Comparison of the strip test with HPLC for three levels of HES residues in fish samples. (n = 6 per level of HES in fish samples.)

level of HES (µg kg−1) in fish samples	test strip (µg kg−1)	HPLC (µg kg−1)
2.4a	2.01 ± 0.11a	2.06 ± 0.07a
9.6a	8.11 ± 0.27a	8.26 ± 0.17a
16.2a	14.16 ± 0.46a	14.60 ± 0.28a
28.8a	25.44 ± 0.81a	26.21 ± 0.38a
36.3a	32.56 ± 0.99	33.12 ± 0.56

aFor within-column comparisons, superscripts indicate no significant difference (p > 0.05).

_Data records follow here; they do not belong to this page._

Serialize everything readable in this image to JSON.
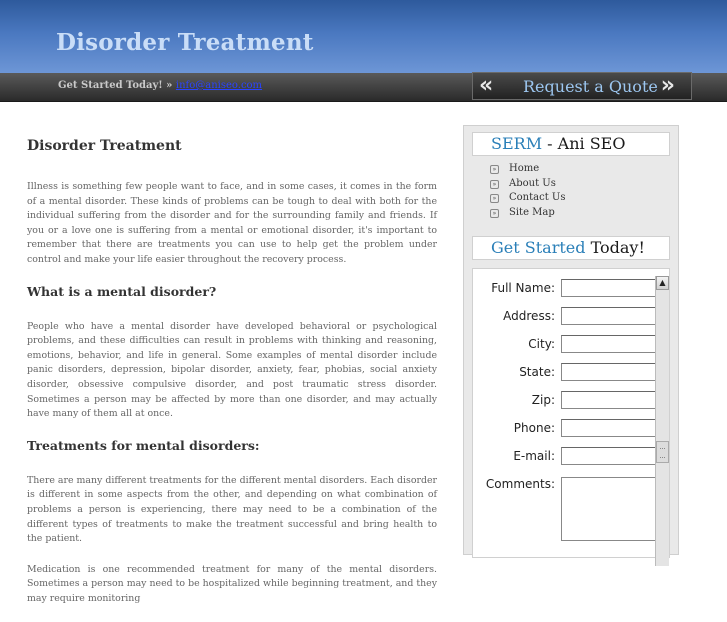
{
  "header": {
    "site_title": "Disorder Treatment",
    "tagline": "Get Started Today! » ",
    "email_link": "info@aniseo.com",
    "quote_button": {
      "label": "Request a Quote",
      "left_chevron": "«",
      "right_chevron": "»"
    }
  },
  "main": {
    "title": "Disorder Treatment",
    "intro": "Illness is something few people want to face, and in some cases, it comes in the form of a mental disorder. These kinds of problems can be tough to deal with both for the individual suffering from the disorder and for the surrounding family and friends. If you or a love one is suffering from a mental or emotional disorder, it's important to remember that there are treatments you can use to help get the problem under control and make your life easier throughout the recovery process.",
    "section1_heading": "What is a mental disorder?",
    "section1_text": "People who have a mental disorder have developed behavioral or psychological problems, and these difficulties can result in problems with thinking and reasoning, emotions, behavior, and life in general. Some examples of mental disorder include panic disorders, depression, bipolar disorder, anxiety, fear, phobias, social anxiety disorder, obsessive compulsive disorder, and post traumatic stress disorder. Sometimes a person may be affected by more than one disorder, and may actually have many of them all at once.",
    "section2_heading": "Treatments for mental disorders:",
    "section2_text": "There are many different treatments for the different mental disorders. Each disorder is different in some aspects from the other, and depending on what combination of problems a person is experiencing, there may need to be a combination of the different types of treatments to make the treatment successful and bring health to the patient.",
    "section3_text": "Medication is one recommended treatment for many of the mental disorders. Sometimes a person may need to be hospitalized while beginning treatment, and they may require monitoring"
  },
  "sidebar": {
    "brand_box": {
      "highlight": "SERM",
      "rest": " - Ani SEO"
    },
    "nav": [
      {
        "label": "Home"
      },
      {
        "label": "About Us"
      },
      {
        "label": "Contact Us"
      },
      {
        "label": "Site Map"
      }
    ],
    "bullet_icon": "»",
    "get_started_box": {
      "highlight": "Get Started",
      "rest": " Today!"
    },
    "form": {
      "fields": [
        {
          "label": "Full Name:",
          "value": ""
        },
        {
          "label": "Address:",
          "value": ""
        },
        {
          "label": "City:",
          "value": ""
        },
        {
          "label": "State:",
          "value": ""
        },
        {
          "label": "Zip:",
          "value": ""
        },
        {
          "label": "Phone:",
          "value": ""
        },
        {
          "label": "E-mail:",
          "value": ""
        }
      ],
      "comments_label": "Comments:",
      "comments_value": ""
    },
    "scroll_up_icon": "▲"
  },
  "colors": {
    "header_top": "#2e5a9c",
    "header_bottom": "#6d96d6",
    "title_text": "#c9ddf7",
    "link": "#2a44ff",
    "accent": "#2a7fb8",
    "quote_label": "#9cc6f0"
  }
}
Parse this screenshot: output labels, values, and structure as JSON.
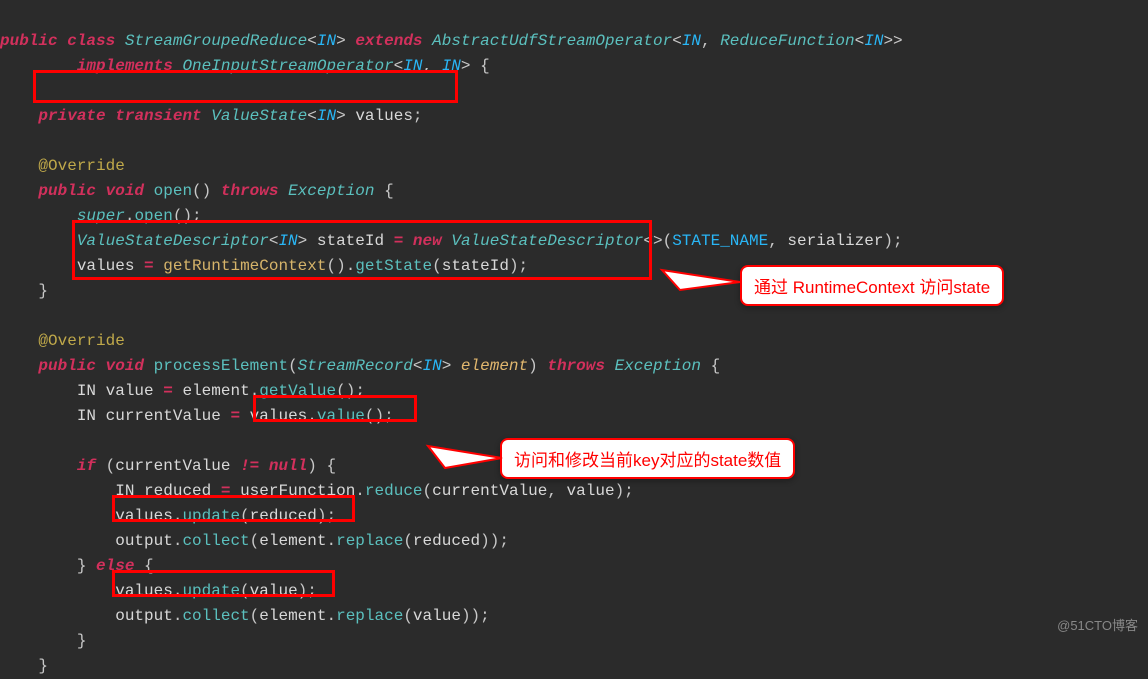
{
  "code": {
    "l1_public": "public",
    "l1_class": "class",
    "l1_name": "StreamGroupedReduce",
    "l1_in": "IN",
    "l1_extends": "extends",
    "l1_abs": "AbstractUdfStreamOperator",
    "l1_rf": "ReduceFunction",
    "l2_impl": "implements",
    "l2_one": "OneInputStreamOperator",
    "l3_private": "private",
    "l3_transient": "transient",
    "l3_vs": "ValueState",
    "l3_values": "values",
    "l4_anno": "@Override",
    "l5_public": "public",
    "l5_void": "void",
    "l5_open": "open",
    "l5_throws": "throws",
    "l5_exc": "Exception",
    "l6_super": "super",
    "l6_open": "open",
    "l7_vsd": "ValueStateDescriptor",
    "l7_stateId": "stateId",
    "l7_new": "new",
    "l7_sn": "STATE_NAME",
    "l7_ser": "serializer",
    "l8_values": "values",
    "l8_grc": "getRuntimeContext",
    "l8_gs": "getState",
    "l8_si": "stateId",
    "l10_anno": "@Override",
    "l11_public": "public",
    "l11_void": "void",
    "l11_pe": "processElement",
    "l11_sr": "StreamRecord",
    "l11_el": "element",
    "l11_throws": "throws",
    "l11_exc": "Exception",
    "l12_in": "IN",
    "l12_value": "value",
    "l12_el": "element",
    "l12_gv": "getValue",
    "l13_in": "IN",
    "l13_cv": "currentValue",
    "l13_values": "values",
    "l13_value": "value",
    "l15_if": "if",
    "l15_cv": "currentValue",
    "l15_null": "null",
    "l16_in": "IN",
    "l16_red": "reduced",
    "l16_uf": "userFunction",
    "l16_reduce": "reduce",
    "l16_cv": "currentValue",
    "l16_val": "value",
    "l17_values": "values",
    "l17_update": "update",
    "l17_red": "reduced",
    "l18_out": "output",
    "l18_col": "collect",
    "l18_el": "element",
    "l18_rep": "replace",
    "l18_red": "reduced",
    "l19_else": "else",
    "l20_values": "values",
    "l20_update": "update",
    "l20_val": "value",
    "l21_out": "output",
    "l21_col": "collect",
    "l21_el": "element",
    "l21_rep": "replace",
    "l21_val": "value"
  },
  "callout1": "通过 RuntimeContext 访问state",
  "callout2": "访问和修改当前key对应的state数值",
  "watermark": "@51CTO博客"
}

Advantages and development trends of immunoassay test strips

In China, test strips are widely used in experiments in the field of food safety inspection. Instrumental analysis cannot deal with so many samples. The strip can really promote the progress of food safety inspection technology, achieving universal inspection. Unfortunately, large-scale instrument inspections cannot meet universal inspection requirements in terms of time, place and economy. Multi-target, high-throughput and digitization are the future development trend of the test strip. There are two technical approaches to achieving multi-target and high-throughput detection. Firstly, the antibodies against a common epitope of a certain class of targets are produced and a single test line is used to achieve the joint detection of multiple similar targets. Secondly, the chips of the test strips are designed. Multi-detection lines or a matrix are used to achieve the joint inspection of multiple similar or different targets. Digitization is the realization of quantitative detection. The development of portable card readers compensates for the arbitrariness of human eye observation and the non-portability of current card reading devices, and realizes digitized detection under certain conditions [30,38].

Conclusion

The use of a high-affinity mAb against HES enables us to establish a colloidal gold-based LFIST for detecting HES in fish meats. The major advantages of the one-step strip test are rapidity (less than 10 min), integration (all needed reagents were integrated in the strip), sensitivity, specific and cost-effectiveness. Therefore, the strip test holds great potential as an on-site screening tool for monitoring HES residues in fish meats.